Tuesday, June 3, 2008

A Different Kind of Mortgage Pain

There is so much media coverage on the sub-prime mortgage mess, foreclosures, etc. I was excited to see some good advice on how to get a mortgage now.

  • FICO - Most applicants now need a score no lower than 660, and in some cases lenders are not willing to go below 720.
  • Debt to income ratio - Debt (including housing costs, car loan, student loan, alimony, credit card debt) to income ratio is now at a maximum in the mid-40s. Available credit card limits count as debt even if rarely used - which might require some credit card cancellation.
  • Documenting income - You now have to actually provide proof of income. No-doc loans, also known as liar loans, are generally not available any more.
  • Cash-money - You need to have some liquid cash available, equal to 3 - 36 months of mortgage payments.

Even good customers, with high income and years of on-time mortgage payment history are finding it more difficult to move onto a bigger/more expensive home.

Val Kleyman, a self-employed lawyer from Staten Island, knows this firsthand.

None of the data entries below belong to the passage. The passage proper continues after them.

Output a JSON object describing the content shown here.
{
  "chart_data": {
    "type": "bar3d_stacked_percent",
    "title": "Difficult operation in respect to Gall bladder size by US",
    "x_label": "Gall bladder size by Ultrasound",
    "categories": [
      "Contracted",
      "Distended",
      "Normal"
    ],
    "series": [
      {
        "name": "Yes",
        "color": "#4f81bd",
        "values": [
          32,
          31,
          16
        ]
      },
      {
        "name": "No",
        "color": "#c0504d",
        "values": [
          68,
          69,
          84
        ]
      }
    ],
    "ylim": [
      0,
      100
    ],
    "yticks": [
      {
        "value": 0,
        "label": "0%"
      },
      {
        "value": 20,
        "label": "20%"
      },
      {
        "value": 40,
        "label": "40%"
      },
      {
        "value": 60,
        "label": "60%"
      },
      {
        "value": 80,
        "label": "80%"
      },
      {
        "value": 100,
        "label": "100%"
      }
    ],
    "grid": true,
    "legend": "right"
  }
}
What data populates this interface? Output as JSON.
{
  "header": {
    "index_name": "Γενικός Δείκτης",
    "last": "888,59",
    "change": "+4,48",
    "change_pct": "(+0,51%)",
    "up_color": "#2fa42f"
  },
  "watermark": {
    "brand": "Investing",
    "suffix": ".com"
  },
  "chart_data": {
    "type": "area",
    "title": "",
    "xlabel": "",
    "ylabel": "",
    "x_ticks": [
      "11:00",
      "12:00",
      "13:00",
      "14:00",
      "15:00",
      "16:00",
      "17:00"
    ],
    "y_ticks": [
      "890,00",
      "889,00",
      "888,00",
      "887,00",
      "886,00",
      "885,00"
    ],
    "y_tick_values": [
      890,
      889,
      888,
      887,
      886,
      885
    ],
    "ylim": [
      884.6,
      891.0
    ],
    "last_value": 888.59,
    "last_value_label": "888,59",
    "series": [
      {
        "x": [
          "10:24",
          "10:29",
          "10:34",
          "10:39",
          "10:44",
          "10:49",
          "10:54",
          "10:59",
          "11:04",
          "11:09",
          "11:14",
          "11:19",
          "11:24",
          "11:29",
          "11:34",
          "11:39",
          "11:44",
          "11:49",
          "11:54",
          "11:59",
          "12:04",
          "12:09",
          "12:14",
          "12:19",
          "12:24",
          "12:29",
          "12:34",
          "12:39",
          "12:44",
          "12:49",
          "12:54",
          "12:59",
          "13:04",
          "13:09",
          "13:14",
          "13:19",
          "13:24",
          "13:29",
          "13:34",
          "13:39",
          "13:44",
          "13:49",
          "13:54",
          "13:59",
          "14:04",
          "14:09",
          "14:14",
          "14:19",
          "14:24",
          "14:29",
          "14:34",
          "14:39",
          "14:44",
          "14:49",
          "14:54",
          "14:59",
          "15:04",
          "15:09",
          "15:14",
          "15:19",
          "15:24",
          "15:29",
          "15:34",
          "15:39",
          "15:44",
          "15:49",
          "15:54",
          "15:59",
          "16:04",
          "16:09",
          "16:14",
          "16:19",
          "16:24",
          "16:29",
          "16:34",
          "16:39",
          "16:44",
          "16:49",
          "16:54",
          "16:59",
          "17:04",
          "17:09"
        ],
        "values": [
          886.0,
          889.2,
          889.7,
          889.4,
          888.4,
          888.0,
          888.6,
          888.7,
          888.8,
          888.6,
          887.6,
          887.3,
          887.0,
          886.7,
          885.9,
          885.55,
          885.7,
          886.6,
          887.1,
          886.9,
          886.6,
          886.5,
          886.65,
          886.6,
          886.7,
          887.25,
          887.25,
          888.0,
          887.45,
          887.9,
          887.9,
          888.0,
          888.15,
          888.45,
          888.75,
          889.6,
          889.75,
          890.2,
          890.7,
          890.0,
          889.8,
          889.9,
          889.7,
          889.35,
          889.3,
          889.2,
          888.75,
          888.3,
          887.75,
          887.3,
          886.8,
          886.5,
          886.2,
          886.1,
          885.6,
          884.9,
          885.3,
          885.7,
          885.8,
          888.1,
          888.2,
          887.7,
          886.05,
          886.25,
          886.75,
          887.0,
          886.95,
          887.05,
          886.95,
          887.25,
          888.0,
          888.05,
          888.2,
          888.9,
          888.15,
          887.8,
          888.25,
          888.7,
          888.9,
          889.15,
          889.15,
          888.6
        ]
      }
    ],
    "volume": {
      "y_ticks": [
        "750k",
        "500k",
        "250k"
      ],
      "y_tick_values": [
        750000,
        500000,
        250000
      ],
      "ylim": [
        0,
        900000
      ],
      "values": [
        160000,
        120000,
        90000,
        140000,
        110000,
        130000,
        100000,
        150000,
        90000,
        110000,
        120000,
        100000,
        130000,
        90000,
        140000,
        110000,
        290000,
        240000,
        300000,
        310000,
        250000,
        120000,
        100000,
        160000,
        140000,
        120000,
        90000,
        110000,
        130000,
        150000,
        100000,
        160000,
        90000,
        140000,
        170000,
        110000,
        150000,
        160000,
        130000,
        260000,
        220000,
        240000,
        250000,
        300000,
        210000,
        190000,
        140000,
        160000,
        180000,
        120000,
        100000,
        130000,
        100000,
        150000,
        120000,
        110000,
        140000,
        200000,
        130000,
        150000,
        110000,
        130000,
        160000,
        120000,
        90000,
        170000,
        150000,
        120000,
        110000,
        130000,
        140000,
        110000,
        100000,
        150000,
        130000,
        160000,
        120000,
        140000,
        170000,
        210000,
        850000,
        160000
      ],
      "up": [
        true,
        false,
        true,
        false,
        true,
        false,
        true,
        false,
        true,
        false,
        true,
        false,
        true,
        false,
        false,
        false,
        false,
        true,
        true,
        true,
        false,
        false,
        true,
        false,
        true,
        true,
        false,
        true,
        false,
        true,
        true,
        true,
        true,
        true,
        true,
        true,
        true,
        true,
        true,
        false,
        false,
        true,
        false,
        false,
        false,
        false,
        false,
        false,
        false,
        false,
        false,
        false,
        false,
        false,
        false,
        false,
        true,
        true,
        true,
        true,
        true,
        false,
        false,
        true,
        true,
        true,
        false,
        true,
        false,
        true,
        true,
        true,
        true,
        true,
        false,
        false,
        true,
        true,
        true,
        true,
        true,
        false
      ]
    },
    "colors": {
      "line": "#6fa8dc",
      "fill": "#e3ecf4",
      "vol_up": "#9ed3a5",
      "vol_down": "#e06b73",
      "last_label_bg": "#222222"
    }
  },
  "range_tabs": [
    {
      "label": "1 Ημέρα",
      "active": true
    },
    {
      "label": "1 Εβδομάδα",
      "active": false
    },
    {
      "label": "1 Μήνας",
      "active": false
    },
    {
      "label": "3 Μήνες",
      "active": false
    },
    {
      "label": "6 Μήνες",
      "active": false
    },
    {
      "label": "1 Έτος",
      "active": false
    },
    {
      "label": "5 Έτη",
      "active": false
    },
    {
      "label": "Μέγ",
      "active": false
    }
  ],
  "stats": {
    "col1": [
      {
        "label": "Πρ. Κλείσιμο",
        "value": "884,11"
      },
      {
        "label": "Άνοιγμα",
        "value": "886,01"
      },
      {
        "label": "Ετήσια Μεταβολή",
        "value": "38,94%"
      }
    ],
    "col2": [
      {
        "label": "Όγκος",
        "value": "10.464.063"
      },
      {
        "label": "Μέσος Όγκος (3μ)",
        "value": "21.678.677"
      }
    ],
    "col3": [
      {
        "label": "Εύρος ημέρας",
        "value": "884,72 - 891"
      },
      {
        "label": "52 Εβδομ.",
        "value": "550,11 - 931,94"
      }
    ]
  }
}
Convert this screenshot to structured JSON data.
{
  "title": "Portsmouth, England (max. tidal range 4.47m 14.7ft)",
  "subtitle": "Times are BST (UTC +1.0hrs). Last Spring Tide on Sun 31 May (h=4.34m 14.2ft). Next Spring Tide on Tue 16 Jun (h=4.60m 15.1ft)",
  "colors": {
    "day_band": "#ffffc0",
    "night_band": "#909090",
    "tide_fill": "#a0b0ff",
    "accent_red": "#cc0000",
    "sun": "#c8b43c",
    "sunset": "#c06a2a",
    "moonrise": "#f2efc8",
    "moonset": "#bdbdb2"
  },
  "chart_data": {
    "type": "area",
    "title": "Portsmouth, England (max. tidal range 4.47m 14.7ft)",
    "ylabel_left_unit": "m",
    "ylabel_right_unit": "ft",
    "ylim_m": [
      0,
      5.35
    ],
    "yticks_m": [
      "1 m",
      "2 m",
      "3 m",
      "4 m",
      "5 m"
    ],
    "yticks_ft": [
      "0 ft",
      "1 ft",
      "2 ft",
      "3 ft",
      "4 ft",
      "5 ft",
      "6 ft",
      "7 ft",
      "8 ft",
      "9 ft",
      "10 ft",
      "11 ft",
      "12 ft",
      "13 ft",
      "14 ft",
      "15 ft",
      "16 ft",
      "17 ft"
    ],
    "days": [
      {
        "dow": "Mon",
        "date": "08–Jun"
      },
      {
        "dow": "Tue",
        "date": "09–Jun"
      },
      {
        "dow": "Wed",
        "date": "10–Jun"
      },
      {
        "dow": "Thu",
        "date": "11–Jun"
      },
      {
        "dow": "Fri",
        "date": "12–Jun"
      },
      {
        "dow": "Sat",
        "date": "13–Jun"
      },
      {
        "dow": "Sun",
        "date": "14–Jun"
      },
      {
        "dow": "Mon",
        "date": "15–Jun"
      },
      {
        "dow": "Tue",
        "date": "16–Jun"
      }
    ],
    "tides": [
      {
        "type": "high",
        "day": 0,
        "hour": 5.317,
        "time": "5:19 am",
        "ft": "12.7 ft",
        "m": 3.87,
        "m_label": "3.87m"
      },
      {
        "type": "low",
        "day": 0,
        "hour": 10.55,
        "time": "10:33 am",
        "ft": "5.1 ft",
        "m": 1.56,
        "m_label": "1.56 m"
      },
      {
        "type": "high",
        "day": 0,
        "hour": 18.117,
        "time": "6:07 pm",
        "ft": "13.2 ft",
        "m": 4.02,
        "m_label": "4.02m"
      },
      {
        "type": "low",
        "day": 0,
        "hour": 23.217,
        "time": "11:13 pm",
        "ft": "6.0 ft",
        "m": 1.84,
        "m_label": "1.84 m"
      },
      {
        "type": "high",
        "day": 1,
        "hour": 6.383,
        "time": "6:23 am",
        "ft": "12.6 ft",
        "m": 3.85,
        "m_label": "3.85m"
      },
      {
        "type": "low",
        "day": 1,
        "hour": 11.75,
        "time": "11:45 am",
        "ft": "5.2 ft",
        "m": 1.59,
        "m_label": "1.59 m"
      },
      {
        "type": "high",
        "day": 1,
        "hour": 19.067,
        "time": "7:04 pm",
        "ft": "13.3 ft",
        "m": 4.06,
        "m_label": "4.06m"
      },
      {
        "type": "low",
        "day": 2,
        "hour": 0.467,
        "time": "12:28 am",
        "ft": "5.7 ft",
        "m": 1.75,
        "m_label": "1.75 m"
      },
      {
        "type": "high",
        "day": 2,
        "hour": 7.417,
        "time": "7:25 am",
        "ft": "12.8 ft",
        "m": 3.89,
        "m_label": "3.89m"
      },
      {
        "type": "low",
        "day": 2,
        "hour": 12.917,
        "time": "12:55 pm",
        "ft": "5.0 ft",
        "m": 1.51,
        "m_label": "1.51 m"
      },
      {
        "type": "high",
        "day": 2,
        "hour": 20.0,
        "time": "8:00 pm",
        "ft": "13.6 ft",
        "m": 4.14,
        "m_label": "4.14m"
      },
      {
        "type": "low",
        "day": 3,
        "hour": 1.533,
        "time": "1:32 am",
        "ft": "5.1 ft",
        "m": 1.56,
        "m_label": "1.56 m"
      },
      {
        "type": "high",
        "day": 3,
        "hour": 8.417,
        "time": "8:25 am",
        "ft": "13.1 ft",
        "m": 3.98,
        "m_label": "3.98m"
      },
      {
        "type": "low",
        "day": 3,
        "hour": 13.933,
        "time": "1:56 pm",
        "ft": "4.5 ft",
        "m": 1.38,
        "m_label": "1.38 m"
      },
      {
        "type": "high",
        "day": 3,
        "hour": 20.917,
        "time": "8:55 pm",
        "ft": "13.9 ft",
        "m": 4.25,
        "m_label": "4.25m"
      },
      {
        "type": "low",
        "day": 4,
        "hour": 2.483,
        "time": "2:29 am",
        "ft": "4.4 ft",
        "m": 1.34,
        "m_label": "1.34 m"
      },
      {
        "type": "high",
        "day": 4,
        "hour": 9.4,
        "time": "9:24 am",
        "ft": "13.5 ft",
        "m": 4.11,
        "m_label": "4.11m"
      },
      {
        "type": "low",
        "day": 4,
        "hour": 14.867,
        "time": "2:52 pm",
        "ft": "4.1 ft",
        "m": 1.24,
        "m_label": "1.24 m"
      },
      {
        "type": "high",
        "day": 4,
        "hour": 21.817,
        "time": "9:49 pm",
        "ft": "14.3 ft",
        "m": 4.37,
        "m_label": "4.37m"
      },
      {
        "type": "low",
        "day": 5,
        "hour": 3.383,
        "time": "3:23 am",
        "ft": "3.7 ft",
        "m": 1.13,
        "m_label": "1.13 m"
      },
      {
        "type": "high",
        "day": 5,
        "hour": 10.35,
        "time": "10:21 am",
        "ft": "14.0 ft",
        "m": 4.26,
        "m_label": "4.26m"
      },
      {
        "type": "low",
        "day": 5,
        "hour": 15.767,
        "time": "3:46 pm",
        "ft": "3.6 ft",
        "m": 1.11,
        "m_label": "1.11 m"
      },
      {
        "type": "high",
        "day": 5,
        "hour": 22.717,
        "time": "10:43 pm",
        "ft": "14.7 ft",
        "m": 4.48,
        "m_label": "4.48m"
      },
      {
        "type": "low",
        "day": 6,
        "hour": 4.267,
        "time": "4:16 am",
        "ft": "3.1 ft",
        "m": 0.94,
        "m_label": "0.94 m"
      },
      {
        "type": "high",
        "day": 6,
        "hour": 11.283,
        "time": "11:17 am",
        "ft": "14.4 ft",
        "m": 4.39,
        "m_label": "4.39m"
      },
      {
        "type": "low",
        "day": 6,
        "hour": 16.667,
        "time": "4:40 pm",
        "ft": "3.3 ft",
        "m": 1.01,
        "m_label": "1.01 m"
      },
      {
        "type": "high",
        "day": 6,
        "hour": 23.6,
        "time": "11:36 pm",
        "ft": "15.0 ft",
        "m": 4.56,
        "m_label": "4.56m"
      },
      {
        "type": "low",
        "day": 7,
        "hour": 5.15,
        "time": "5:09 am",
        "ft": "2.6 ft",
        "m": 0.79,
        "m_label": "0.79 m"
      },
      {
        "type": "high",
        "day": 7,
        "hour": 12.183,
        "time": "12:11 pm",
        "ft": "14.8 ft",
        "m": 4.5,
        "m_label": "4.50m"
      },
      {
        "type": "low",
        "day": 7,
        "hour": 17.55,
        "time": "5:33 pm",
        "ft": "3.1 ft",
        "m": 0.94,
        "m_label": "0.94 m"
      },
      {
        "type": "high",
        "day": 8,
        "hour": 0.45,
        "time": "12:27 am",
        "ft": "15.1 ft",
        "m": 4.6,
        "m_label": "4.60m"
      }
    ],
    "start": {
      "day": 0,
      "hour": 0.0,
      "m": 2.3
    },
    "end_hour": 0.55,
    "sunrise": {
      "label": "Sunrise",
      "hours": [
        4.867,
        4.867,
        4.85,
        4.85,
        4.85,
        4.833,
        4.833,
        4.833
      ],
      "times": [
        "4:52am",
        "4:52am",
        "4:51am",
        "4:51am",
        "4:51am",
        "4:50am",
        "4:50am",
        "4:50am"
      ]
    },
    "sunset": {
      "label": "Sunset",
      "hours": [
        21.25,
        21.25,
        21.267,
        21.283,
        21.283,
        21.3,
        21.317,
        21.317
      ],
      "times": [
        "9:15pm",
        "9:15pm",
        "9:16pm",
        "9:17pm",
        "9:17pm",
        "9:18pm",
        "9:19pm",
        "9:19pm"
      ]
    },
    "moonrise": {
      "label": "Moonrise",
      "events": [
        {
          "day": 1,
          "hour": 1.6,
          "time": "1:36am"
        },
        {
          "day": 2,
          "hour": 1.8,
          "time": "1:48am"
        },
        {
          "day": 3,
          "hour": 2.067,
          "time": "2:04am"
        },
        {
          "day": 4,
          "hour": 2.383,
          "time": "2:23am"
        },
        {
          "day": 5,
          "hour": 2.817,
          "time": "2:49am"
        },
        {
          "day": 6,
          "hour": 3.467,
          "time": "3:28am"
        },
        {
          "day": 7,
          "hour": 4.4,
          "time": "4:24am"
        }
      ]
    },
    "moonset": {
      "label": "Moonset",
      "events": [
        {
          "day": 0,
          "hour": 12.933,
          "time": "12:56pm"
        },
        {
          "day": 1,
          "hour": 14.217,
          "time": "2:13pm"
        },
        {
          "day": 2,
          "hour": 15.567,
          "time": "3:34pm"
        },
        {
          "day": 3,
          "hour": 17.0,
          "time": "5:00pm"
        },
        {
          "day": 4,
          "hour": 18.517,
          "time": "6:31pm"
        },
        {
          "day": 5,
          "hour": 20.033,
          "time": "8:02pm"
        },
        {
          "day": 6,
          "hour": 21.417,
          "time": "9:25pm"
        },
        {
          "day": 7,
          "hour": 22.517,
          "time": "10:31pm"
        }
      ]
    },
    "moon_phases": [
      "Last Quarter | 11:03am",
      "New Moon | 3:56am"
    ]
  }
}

He bought a two-bedroom town house three years ago; his wife then had their first child and wanted to move on to a bigger place in the same borough. He had put down 20 percent on the town house and made payments on his adjustable-rate mortgage diligently on the first of each month. Mr. Kleyman would seem to be the perfect customer for another mortgage from his same lender. “I called the bank, saying I wanted a mortgage for a bigger house,” he said. “They said: ‘That’s very nice. You always pay on time, but we can’t give you a mortgage.’ ” Actually, the bank would give him a mortgage, but only with a 25 percent down payment. As he had with the town house, Mr. Kleyman wanted to give his lender a stated income — with no supporting documentation — rather than a verifiable income. He plans to hold onto his first house and rent it out, and that would count as debt against him. He is also self-employed.

Holding on to a prior property as investment rental is something we did when we bought our current house. Most mortgage companies/banks will consider rental income as part of your income after a year or so of established rental history. As a result, even if you plan to rent out a property to cover your monthly carrying costs, the bank won't count that rental income until its well established.